@superinterface/server overview

The Superinterface server is a pre-built Next.js runtime that exposes the same REST endpoints we use in production. It ships with migrations, background task scheduling, and a CLI for managing organizations and API keys. You can run the packaged server directly from npm, or fork the source to customize behavior.

What you get out of the box

A fully typed REST API for assistants, messages, runs, files, workspaces, tasks, and providers.
Prisma schemas and migrations backed by Postgres, with adapters for Neon/Vercel Postgres and direct connections such as Supabase.
A task scheduler that uses Upstash QStash to trigger recurring work.
A CLI (@superinterface/server) for seeding organizations, creating API keys, and starting the runtime.
TypeScript definitions so your own Next.js apps can import the same handlers.

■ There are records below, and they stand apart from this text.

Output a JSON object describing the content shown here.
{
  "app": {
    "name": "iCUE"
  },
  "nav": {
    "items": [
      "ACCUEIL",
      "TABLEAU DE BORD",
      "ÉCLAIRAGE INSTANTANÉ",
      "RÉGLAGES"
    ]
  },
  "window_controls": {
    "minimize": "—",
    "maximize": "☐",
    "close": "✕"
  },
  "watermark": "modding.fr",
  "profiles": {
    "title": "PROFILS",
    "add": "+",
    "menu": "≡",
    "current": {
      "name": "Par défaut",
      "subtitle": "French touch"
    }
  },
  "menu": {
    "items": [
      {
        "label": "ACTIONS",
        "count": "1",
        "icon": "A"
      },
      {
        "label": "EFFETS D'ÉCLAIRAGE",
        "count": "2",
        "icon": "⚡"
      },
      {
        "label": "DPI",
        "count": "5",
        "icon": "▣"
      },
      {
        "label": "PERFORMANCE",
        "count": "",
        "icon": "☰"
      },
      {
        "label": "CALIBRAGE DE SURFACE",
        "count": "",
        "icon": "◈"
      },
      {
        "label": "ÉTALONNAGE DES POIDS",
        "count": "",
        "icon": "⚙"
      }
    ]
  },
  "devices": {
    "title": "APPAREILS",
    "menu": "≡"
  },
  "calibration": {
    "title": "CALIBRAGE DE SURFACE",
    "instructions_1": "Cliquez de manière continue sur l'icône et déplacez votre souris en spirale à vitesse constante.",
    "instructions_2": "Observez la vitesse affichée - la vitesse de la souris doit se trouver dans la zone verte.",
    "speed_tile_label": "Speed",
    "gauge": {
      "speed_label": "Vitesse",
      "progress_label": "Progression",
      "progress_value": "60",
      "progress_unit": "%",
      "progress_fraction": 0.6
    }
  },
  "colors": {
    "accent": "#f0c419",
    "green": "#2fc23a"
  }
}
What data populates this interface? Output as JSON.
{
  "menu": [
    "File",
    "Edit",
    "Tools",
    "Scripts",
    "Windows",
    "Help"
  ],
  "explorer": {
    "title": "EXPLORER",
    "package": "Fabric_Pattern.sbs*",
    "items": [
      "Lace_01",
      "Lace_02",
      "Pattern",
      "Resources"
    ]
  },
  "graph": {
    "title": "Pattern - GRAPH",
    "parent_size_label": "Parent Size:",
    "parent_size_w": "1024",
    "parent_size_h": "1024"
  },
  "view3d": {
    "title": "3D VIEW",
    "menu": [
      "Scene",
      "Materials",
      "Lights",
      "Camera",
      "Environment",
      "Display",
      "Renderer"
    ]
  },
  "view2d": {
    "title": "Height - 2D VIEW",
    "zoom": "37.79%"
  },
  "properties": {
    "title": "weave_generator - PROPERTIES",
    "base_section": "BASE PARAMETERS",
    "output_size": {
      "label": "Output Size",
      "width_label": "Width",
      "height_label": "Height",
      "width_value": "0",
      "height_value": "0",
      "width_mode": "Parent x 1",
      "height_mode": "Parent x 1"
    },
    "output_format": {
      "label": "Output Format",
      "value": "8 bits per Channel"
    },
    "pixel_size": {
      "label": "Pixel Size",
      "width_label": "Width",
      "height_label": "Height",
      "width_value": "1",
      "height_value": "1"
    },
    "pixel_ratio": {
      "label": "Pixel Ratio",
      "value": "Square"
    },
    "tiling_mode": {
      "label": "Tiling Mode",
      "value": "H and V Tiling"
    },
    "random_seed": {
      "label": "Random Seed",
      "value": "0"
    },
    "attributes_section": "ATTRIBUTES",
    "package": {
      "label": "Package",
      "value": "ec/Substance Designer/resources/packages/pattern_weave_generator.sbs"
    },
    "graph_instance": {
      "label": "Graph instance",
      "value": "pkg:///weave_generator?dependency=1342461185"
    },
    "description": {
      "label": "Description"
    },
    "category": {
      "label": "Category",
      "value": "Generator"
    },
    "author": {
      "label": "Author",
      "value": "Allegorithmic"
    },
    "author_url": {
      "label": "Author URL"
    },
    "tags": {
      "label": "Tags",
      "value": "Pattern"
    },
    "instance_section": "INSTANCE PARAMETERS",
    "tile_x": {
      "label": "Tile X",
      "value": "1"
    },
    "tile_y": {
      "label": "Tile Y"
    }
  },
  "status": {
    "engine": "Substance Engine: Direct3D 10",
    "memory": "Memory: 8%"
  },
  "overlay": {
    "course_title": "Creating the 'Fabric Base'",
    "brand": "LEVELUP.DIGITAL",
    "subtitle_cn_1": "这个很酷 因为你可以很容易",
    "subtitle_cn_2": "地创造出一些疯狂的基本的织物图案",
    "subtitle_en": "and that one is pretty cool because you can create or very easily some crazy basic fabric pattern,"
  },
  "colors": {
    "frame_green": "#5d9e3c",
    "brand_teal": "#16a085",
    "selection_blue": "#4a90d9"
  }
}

Deployment building blocks

ComponentPurposeNotes
Next.js runtimeServes every REST endpoint under /api and static assets.Runs in production mode; build output is bundled inside the published npm package.
Prisma ORMOwns migrations and generates the database client.Uses the Neon adapter by default, but can fall back to a standard Postgres client for Supabase and other providers. Migrations run through prisma migrate.
PostgreSQLStores every organization, assistant, thread, file, and task.Neon (Vercel Postgres) and Supabase are tested. Any serverless Postgres that Prisma supports will work when you select the right adapter.
Upstash QStashDelivers scheduled task callbacks.Optional, but required if you rely on cron-like tasks.
Upstash Workflow (optional)Powers long-running task orchestration.Shares the same QSTASH_TOKEN.

Baseline requirements

Node.js 20+ (the CLI and runtime target ESM modules and Next.js 15).
Postgres 15+ reachable via a pooled connection string. Neon/Vercel Postgres is the default, but Supabase (with the pooled connection string) and any other Prisma-supported Postgres host works by switching the adapter.
Environment variables listed below must be available either through a .env file or the process environment.
(Optional) Upstash QStash token if you plan to schedule tasks or use Upstash Workflow helpers.
If no .env file exists, the CLI simply reads from process.env. This makes it safe to inject secrets via your hosting provider instead of shipping them in the image.

Environment variables

VariableRequiredDescription
DATABASE_URLYesConnection string used by the runtime. For Neon/Vercel Postgres use the pooled URL; for Supabase use the pooled (pgBouncer) URL.
DIRECT_URLYes (Neon)Direct Postgres connection string used by prisma migrate. Neon/Vercel Postgres provides this; for Supabase you can reuse DATABASE_URL.
DATABASE_ADAPTEROptionalControls which Prisma adapter the server loads. Supported values: neon (default) or direct (use this for Supabase and any standard Postgres provider).
NEXT_PUBLIC_SUPERINTERFACE_BASE_URLYesAbsolute base URL of the server (for example, https://api.example.com). Used for scheduled callbacks and public asset URLs.
QSTASH_TOKENOptionalUpstash QStash token. Required for scheduled tasks and Upstash Workflow integration.
QSTASH_CURRENT_SIGNING_KEYOptionalEnables signature verification for incoming QStash webhooks. Leave unset for local development.
COMMUNITY_TEST_GROQ_API_KEYOptionalFallback API key for Groq models when one is not stored on a provider record.
After the server is running you will still need to seed at least one organization and organization API key. The CLI ships commands for both and they work against any environment as long as the correct database credentials are set.